His work Departure features the skyline of Krakow, which is known for its ancient churches. A digital animation technique creates loud explosion sounds, which resonate through the pastoral night; one by one, the churches' gothic turrets are launched into the sky, tearing through it like spaceships and flattening out the urban horizon line. The Polish title of this work also alludes to a euphoric state related to drug use. Krakow is considered to be one of the country's most politically and culturally conservative cities, and the Catholic Church plays a central role in maintaining this status quo through urban mechanisms of power. In his nihilistic and amusing way, it seems that Simon has found a radical solution for this state of affairs.
Born in Krakow, Poland, 1977; lives and works in Krakow
Departure, 2003 (video still), computer animation, video projection, 6:44 minutes, sound, courtesy of the artist and private collection, Warsaw
Artur Żmijewski is considered to be one of the most prominent and radical figures on the Polish art scene. His work tends to examine human behavior under a range of extreme conditions, while studying existing social mechanisms of power and oppression and liminal states bordering on violence.
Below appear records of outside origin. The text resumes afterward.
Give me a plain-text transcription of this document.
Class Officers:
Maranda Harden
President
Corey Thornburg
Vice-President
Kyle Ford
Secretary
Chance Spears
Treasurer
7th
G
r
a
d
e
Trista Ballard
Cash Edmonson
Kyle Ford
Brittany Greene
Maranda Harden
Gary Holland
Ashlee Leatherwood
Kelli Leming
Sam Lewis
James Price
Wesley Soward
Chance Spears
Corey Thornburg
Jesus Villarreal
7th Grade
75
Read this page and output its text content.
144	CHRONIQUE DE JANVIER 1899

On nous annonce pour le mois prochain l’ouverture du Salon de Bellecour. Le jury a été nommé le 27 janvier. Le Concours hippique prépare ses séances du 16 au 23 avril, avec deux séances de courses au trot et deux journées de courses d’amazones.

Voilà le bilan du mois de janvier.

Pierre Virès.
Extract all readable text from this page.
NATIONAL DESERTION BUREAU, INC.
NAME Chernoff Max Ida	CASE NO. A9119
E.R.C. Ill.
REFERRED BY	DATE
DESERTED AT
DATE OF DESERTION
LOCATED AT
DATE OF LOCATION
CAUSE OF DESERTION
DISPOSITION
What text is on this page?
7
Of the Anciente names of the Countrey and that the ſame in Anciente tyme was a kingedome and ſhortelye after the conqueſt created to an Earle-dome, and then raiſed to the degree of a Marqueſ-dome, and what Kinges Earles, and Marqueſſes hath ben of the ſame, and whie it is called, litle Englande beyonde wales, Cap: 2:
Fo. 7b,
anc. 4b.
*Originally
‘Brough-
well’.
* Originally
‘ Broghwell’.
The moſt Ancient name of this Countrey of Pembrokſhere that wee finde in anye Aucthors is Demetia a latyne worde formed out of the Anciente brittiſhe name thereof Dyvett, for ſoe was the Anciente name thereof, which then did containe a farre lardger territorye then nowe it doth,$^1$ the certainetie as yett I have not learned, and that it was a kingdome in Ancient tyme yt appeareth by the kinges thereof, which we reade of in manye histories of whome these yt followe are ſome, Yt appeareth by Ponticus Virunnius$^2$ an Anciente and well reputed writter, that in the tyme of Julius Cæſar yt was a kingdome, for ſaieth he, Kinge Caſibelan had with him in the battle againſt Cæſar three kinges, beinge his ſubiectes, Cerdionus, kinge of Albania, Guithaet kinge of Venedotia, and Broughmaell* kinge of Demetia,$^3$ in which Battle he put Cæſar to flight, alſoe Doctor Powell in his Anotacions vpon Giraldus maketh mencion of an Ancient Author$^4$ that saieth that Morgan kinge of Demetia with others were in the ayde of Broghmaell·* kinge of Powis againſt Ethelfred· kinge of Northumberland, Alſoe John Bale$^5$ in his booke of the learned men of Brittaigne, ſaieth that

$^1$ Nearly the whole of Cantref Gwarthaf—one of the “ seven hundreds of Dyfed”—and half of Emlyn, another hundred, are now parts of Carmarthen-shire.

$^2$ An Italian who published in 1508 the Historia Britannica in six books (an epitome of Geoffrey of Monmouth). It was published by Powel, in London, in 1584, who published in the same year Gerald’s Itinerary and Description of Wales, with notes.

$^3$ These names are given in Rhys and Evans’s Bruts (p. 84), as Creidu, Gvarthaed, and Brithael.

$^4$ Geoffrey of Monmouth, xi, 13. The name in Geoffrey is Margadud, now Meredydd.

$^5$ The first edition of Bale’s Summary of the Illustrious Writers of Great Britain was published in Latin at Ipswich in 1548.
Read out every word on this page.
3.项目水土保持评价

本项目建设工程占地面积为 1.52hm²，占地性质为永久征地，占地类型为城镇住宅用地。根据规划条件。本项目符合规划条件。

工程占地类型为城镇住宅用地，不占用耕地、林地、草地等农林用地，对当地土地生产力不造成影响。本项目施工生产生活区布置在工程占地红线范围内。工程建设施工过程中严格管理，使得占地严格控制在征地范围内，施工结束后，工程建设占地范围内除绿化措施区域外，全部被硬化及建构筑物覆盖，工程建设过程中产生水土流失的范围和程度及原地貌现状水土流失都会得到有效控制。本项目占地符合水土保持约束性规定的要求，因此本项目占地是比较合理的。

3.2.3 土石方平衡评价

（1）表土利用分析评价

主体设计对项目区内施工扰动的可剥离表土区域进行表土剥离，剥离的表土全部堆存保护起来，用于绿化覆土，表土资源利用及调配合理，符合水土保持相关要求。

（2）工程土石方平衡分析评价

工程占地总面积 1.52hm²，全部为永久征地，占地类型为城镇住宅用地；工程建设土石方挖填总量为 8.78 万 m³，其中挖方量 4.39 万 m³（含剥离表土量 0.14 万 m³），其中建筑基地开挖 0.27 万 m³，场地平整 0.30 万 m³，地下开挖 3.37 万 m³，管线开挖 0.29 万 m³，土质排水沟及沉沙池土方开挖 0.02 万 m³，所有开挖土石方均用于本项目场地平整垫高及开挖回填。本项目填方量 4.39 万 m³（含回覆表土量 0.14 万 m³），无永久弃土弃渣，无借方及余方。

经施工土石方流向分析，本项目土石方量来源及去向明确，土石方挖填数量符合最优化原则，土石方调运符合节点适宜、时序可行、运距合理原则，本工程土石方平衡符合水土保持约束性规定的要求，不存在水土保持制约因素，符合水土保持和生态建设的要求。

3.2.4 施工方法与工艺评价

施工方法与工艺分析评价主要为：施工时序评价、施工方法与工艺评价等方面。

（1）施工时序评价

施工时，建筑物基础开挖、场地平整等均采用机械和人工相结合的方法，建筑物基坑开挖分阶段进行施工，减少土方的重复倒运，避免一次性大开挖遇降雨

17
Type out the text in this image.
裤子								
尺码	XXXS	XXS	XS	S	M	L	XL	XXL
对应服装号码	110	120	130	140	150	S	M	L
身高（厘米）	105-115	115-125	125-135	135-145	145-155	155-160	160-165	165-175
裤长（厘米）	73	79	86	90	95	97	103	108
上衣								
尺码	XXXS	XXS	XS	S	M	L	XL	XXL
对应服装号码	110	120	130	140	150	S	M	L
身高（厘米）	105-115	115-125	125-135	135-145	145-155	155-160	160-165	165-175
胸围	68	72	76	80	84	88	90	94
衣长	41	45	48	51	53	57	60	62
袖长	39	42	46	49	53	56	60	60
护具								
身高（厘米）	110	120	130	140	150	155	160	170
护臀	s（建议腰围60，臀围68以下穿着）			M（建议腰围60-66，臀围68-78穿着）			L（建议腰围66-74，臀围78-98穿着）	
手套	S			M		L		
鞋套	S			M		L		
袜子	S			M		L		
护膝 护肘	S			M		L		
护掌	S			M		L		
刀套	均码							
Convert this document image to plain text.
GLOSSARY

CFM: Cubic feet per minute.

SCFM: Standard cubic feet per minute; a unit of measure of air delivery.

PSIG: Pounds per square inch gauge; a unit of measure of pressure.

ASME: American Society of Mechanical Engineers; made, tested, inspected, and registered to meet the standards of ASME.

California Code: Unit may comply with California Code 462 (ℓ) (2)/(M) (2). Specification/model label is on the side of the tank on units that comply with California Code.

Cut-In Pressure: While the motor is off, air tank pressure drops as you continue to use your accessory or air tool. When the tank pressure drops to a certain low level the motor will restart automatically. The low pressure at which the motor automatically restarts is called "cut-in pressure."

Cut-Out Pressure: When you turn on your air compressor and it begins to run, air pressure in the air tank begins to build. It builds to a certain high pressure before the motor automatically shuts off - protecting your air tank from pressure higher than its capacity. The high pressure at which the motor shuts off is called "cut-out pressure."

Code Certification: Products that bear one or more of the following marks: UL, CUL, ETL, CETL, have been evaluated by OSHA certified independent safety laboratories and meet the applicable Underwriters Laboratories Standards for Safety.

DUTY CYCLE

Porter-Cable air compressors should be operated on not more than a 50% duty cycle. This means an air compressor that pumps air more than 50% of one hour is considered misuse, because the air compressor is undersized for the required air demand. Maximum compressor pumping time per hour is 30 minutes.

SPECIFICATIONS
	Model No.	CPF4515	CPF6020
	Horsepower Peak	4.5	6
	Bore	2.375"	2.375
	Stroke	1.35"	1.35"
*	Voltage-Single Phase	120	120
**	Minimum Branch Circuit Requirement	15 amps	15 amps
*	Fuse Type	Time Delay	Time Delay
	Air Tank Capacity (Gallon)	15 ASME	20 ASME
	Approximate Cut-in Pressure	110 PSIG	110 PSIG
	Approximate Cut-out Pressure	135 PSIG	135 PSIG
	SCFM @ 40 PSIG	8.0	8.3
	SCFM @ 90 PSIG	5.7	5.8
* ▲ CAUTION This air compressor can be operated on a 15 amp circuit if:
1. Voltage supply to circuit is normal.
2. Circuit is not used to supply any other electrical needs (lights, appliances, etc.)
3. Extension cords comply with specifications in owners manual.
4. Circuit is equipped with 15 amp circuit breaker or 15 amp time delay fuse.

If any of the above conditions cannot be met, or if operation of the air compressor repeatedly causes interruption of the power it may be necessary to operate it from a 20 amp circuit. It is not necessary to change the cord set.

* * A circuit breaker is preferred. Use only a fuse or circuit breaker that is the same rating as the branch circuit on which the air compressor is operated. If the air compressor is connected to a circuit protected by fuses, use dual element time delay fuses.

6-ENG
Many of his works are concerned with personal and collective traumas, while relating to specific historical contexts and to complex ethical, moral and political questions.
This work touches upon fundamental questions concerning freedom of expression, freedom of action, limits and morality. In the context of this work, which resembles a social experiment, Żmijewski brought together representatives of four radical ideological groups active in Poland: a group of conservative Catholic women, a fundamentalist Jewish youth group, left-wing human-rights activists and representatives of the nationalist youth group All Poland Youth. During a series of consecutive meetings, each group was charged with defining its ideological credo by means of a sign or poster, and with responding to the other groups. In this manner, participants had to both express a clear stance by means of words, images and symbols and to engage in an active process of negotiation, argumentation and explanation. Yet with every consecutive meeting, further escalation leads to a deeper ideological rift between the groups, while the possibility of dialogue, co-existence or compromise is entirely forgotten. The work's title, Them, is an expression of repression and exclusion, the indexical marking of a third person plural that bears the burden of guilt.